My favorite take-away from one of the AMO trainings I attended this summer was an analogy the trainer, Cristina, used when describing who we are humans. Her question to the group was, as human beings are we more like a glass full of water or an empty glass waiting to be filled? Everyone had their ideas of which was right and argued their case. In the end Cristina explained that biblically speaking we are more like the full glass. She elaborated by saying that we are actually more like seeds. God has instilled in us the potential we need to become what he has created to be. As seeds in order to flourish, we need to be planted and cared for. Therefore, as educators we cannot add anything to a child; rather it is our responsibility to cultivate the potential in them. I know that this concept challenges the participants’ worldview of children, but in the most encouraging way. Now, rather than feeling a burden to form a child, we feel the freedom to allow them to discover who they are.
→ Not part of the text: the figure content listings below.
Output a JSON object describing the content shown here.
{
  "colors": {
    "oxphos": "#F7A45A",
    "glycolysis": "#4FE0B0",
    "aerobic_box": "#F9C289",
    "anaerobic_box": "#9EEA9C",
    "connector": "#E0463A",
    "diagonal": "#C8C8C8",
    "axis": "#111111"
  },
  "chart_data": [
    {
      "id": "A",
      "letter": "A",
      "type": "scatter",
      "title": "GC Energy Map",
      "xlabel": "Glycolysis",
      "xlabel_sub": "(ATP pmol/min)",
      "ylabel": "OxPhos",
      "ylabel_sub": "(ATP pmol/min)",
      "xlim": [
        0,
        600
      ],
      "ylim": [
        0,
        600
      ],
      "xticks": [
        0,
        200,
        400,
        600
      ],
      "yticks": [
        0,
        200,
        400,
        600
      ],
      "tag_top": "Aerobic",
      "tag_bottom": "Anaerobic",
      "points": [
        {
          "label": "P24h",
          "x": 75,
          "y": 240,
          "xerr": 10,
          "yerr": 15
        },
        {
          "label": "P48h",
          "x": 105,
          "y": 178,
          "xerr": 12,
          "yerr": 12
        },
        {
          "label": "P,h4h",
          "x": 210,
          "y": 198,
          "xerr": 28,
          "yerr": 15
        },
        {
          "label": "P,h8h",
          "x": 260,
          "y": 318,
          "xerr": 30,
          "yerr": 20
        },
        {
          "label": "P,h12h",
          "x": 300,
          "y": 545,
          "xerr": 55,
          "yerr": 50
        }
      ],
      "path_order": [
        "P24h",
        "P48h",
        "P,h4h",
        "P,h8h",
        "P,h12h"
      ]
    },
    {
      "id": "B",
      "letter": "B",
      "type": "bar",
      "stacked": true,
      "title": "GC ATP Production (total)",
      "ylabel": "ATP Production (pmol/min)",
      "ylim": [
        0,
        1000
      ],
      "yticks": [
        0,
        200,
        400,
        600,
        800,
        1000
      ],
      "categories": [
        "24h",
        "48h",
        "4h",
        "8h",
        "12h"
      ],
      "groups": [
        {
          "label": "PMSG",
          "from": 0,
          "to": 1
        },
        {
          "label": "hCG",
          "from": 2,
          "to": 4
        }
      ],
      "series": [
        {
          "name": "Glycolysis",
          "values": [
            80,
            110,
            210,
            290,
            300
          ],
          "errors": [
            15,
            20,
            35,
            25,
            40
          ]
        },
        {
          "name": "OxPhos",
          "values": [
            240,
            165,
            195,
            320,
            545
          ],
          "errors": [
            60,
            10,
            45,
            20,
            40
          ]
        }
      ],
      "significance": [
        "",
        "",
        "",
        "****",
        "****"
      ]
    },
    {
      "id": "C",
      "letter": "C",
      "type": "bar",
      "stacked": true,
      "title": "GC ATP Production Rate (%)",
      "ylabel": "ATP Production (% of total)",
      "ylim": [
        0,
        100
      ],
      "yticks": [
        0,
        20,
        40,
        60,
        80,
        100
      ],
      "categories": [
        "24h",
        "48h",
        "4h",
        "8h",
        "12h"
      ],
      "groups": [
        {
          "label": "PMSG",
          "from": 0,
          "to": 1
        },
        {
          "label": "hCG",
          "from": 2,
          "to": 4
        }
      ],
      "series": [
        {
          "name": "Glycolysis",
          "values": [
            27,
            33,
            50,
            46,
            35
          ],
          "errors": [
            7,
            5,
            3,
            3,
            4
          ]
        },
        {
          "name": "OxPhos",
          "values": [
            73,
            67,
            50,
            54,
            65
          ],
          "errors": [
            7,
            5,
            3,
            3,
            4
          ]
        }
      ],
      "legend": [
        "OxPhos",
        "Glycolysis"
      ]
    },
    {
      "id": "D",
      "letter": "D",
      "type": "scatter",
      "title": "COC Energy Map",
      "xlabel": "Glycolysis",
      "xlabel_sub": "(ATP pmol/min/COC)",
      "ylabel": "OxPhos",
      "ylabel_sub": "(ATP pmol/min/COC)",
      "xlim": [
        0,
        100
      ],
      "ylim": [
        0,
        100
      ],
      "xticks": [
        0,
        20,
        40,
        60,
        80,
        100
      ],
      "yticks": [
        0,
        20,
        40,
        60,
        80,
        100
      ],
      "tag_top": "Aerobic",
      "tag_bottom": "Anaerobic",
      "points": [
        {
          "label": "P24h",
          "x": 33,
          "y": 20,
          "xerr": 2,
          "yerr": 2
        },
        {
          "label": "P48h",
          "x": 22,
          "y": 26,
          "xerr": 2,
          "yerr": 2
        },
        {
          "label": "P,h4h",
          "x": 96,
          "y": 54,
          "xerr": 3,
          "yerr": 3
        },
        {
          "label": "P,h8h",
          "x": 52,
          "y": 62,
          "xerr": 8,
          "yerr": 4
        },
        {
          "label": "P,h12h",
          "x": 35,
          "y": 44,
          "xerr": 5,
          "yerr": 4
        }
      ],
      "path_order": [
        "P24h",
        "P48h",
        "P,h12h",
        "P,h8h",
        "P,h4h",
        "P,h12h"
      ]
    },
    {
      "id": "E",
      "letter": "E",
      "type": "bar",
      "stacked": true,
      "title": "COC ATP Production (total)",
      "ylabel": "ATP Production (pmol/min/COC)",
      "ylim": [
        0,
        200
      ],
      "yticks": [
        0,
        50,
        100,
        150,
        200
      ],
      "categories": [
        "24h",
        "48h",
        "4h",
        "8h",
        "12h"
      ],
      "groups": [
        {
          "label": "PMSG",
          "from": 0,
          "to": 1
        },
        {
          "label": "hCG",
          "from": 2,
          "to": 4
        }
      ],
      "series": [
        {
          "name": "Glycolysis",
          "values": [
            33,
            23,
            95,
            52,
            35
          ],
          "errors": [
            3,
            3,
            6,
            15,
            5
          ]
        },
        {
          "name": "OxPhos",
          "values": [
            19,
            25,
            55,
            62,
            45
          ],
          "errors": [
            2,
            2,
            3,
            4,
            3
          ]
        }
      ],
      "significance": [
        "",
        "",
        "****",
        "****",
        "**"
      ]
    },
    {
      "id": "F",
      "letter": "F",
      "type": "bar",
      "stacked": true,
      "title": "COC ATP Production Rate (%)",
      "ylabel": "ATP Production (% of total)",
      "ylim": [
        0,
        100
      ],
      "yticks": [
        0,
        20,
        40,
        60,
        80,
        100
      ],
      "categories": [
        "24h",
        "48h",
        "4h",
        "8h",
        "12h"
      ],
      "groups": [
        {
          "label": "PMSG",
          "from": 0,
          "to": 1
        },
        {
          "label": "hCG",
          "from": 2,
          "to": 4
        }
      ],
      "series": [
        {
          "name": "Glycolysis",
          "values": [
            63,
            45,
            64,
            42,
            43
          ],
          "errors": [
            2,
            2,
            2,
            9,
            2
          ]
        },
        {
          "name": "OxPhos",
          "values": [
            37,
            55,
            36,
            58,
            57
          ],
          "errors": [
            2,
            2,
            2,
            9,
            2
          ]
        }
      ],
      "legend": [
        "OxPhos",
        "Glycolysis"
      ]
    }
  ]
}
Rather than thinking we need to teach them everything they need to know, we realize we have the opportunity to teach them to use the brilliant minds God has given them.

I have previously written about the importance AMO places on on establishing a Christian foundation here. As the body of Christ we have been called to “go and make disciples of all nations” (Matthew 28:19). I see education as being a tool we can use in fulfilling this call. We have the opportunity to be the hands and feet of Christ to the children we educate, becoming more like them in the process. What a blessing.